At one time, Hefner’s market seduction routine seemed irresistible. Playboy could print an interview with Martin Luther King, commission contributions from Gabriel Garcia Marquez, and cover the spread with naked women. Some of them went on to fame: Madonna, Sharon Stone, and Drew Barrymore, for example. A young Donald Trump graced the cover in 1990 – clothed.
Success came from positioning Playboy as catering to something higher than testosterone. The magazine embodied a masculine social movement that cast off prudery in a smart, sensual, and profitable way. It was also to be an arbiter of taste for hedonism: the watches, cars and suits to buy; the books to read; the people to watch. Hefner also sold products and services branded with the unmistakable logo.

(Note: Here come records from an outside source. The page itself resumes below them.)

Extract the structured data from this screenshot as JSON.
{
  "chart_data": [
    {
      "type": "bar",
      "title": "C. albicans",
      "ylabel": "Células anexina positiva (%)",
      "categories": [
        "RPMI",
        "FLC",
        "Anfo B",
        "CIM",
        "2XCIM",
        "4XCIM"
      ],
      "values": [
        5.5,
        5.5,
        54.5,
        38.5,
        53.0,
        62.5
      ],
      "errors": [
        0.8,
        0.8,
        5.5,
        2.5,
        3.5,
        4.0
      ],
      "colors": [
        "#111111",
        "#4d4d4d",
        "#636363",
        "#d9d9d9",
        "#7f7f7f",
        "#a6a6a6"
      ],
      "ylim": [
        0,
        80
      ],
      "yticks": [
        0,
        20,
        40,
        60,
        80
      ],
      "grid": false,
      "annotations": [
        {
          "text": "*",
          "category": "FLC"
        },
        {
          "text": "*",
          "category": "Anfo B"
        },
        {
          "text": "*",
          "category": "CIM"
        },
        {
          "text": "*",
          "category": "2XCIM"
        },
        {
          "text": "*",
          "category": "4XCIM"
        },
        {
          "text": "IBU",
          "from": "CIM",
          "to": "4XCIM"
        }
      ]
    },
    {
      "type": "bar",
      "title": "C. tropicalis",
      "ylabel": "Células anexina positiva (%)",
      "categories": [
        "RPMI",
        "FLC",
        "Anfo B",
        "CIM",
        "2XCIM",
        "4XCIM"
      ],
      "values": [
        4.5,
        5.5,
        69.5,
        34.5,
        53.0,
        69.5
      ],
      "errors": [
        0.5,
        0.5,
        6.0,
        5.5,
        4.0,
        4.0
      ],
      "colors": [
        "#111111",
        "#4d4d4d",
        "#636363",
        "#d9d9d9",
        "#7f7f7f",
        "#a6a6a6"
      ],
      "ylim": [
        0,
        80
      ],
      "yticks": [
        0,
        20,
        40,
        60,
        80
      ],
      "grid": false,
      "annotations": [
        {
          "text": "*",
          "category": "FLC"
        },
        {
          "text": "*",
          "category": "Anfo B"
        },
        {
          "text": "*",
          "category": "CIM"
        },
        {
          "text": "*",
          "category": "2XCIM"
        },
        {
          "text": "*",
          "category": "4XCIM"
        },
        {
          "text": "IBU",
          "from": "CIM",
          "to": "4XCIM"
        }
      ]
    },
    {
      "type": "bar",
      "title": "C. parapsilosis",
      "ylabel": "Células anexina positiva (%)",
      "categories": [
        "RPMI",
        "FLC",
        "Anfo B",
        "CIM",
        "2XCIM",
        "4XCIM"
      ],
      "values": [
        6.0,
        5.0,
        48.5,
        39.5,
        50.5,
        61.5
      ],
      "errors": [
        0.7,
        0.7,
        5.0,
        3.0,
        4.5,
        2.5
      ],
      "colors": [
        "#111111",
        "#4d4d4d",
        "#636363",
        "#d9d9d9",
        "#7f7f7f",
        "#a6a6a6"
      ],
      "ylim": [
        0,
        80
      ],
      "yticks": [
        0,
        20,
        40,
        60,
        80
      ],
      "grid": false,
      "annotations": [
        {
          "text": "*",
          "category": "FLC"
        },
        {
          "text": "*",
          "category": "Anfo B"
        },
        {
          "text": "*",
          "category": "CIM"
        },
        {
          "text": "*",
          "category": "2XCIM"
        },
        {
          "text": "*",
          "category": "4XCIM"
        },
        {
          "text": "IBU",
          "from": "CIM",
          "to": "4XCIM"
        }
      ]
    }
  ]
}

The Playboy business, however, arguably climaxed even before the rise of the internet. Online pornography – which Hefner never quite went for – accelerated the departure of eyeballs and ad dollars, and lifestyle magazines like Maxim competed for the attention of younger men. As often, though, the ultimate turnoff was ennui. Playboy lost its ability to shock and stimulate as Hefner’s social revolution became the norm and his Playboy-bunny labelling of women less acceptable.
Though Playboy Enterprises tried to reinvent itself, magazine circulation fell from about 5.6 million in 1975 to less than 500,000 in the first half of this year, according to the Alliance for Audited Media. The public company’s share price drooped steadily from a peak in 1999, and Hefner took it private in 2011. The magazine tried doing away with nudity in 2015, but brought it back in 2017. There is buyer interest in the business, according to news reports, but no deal has been consummated.
The famous Playboy mansion was sold last year, with the caveat that Hefner could live there for the rest of his life. The silk pyjama-clad founder’s enthusiasm for his Playmates hardly waned. As for the business, without the founder there’s not much left below the bunny ears.